Lorian couldn't breathe. He didn't want to breathe any more. He wanted to die here, didn't want to go on living with this knowledge. His baby daughter lay dead in his arms. He hadn't expected someone he knew; finding his own child was completely ungluing him. He couldn't talk; he couldn't think; he could only rock and shake, his eyes glued to Jomala's lifeless ones. She looked even more like his wife now, at the age of 148, but the slightly lighter variant of brown that were his mother's eyes, her pointed ears, and the infamous Tucker nose gave her away. His baby was dead, brutally murdered, and all he could do was rock and shake, and not breathe.
A gentle hand rubbed his back, and his lungs expelled their contents, picking up their long held rhythm on instinct. A far away voice penetrated his shock "Lorian, this can be changed! This doesn't have to be!"
After a moment, Lorian looked up at Daniels, venom in his eyes. Right now, he couldn't understand how Jonathan Archer had come to trust this man. Still he had to fight his revulsion if he was to discover how to save his daughter. He wouldn't take this man at his word, but he would listen to whatever he had to say. Somehow he would save his child's future. Nobody deserved to die like it appeared his daughter would. "How?"

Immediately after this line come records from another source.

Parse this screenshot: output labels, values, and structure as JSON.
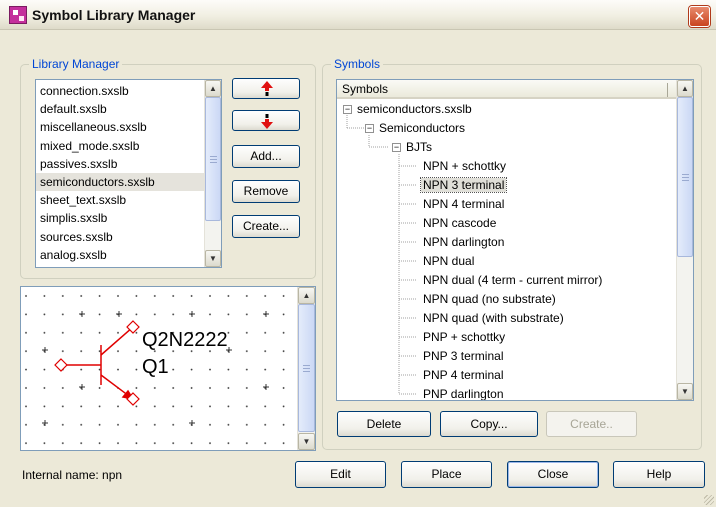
{
  "window": {
    "title": "Symbol Library Manager",
    "close_glyph": "✕"
  },
  "library_manager": {
    "legend": "Library Manager",
    "items": [
      "connection.sxslb",
      "default.sxslb",
      "miscellaneous.sxslb",
      "mixed_mode.sxslb",
      "passives.sxslb",
      "semiconductors.sxslb",
      "sheet_text.sxslb",
      "simplis.sxslb",
      "sources.sxslb",
      "analog.sxslb"
    ],
    "selected_index": 5,
    "buttons": {
      "add": "Add...",
      "remove": "Remove",
      "create": "Create..."
    }
  },
  "preview": {
    "part_name": "Q2N2222",
    "ref_designator": "Q1"
  },
  "status": {
    "internal_name": "Internal name: npn"
  },
  "symbols": {
    "legend": "Symbols",
    "column_header": "Symbols",
    "tree": {
      "library": "semiconductors.sxslb",
      "category": "Semiconductors",
      "group": "BJTs",
      "items": [
        "NPN + schottky",
        "NPN 3 terminal",
        "NPN 4 terminal",
        "NPN cascode",
        "NPN darlington",
        "NPN dual",
        "NPN dual (4 term - current mirror)",
        "NPN quad (no substrate)",
        "NPN quad (with substrate)",
        "PNP + schottky",
        "PNP 3 terminal",
        "PNP 4 terminal",
        "PNP darlington"
      ],
      "selected_index": 1
    },
    "buttons": {
      "delete": "Delete",
      "copy": "Copy...",
      "create": "Create.."
    }
  },
  "bottom_buttons": {
    "edit": "Edit",
    "place": "Place",
    "close": "Close",
    "help": "Help"
  },
  "colors": {
    "accent": "#0046d5",
    "move_arrows": "#e01010",
    "schematic_wire": "#e00000"
  },
  "icons": {
    "app": "symbol-library-icon",
    "move_up": "red-up-arrow",
    "move_down": "red-down-arrow"
  }
}
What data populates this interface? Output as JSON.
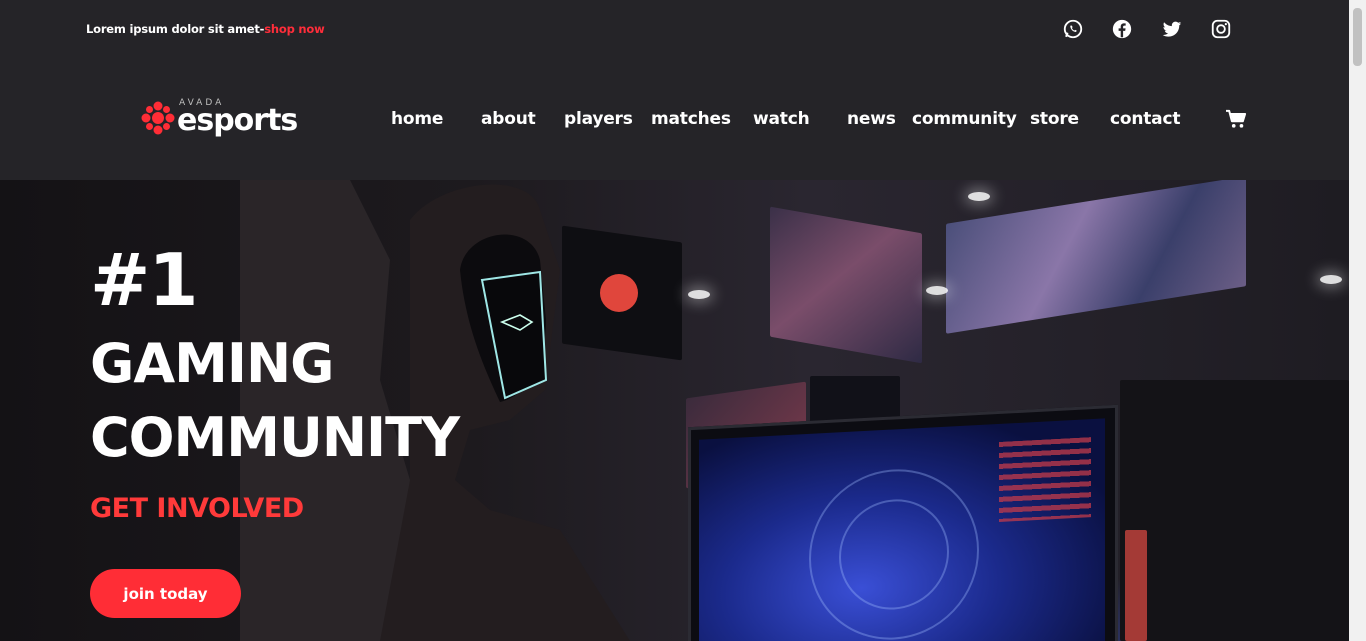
{
  "promo": {
    "text": "Lorem ipsum dolor sit amet",
    "separator": "-",
    "link": "shop now"
  },
  "social": [
    {
      "icon": "whatsapp-icon"
    },
    {
      "icon": "facebook-icon"
    },
    {
      "icon": "twitter-icon"
    },
    {
      "icon": "instagram-icon"
    }
  ],
  "logo": {
    "small": "AVADA",
    "word": "esports"
  },
  "nav": [
    "home",
    "about",
    "players",
    "matches",
    "watch",
    "news",
    "community",
    "store",
    "contact"
  ],
  "cart": {
    "icon": "cart-icon"
  },
  "hero": {
    "rank": "#1",
    "line1": "GAMING",
    "line2": "COMMUNITY",
    "subtitle": "GET INVOLVED",
    "cta": "join today"
  },
  "colors": {
    "accent": "#ff2d36",
    "header_bg": "#252428",
    "hero_bg": "#1b1a1c"
  }
}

"In the original timeline, Jomala never came to this station. In fact, she wrote several letters of protest to the Federation Council to try to sink the project before it reached stage three. She saw the danger it posed in the wrong hands, when everyone else saw only benefit and an end to hunger and overcrowding throughout the galaxy. Look, in this time period, there is a test every Star Fleet officer must take before graduating; it's called the Kobayashi Maru, and it determines a potential officer's ability to deal with a no win situation. If Jomala finds a way to prevent the natural healing of the timeline in regards to your ship, she will never have faced a no win scenario. From engine design to starship building to circuitry improvements, most of her career is one success upon another. As a result she never learns to loose, and even develops a bit of a god complex. While I can't go into the specifics of the project these people were working on, I can tell you that unless she has learned the consequences of loss, unless she has faced her own vulnerability and limitation, she will not see the folly of this work, and find this place, this project, irresistible. She will be here when this massacre occurs, and she will learn at the point of a plasma drill that she is not a god," Daniels explained, pointing to the wounds on the older version of Jomala's body, trying to prove to the man before him that his daughter had a chance, even if the rest of these people didn't. Still, his mind was on several others, some from this time, some from before it, who would be forced to learn that very same lesson this day, on this very station; the universe had obviously lectured to a full classroom of great and infamous men and women here on Regula I.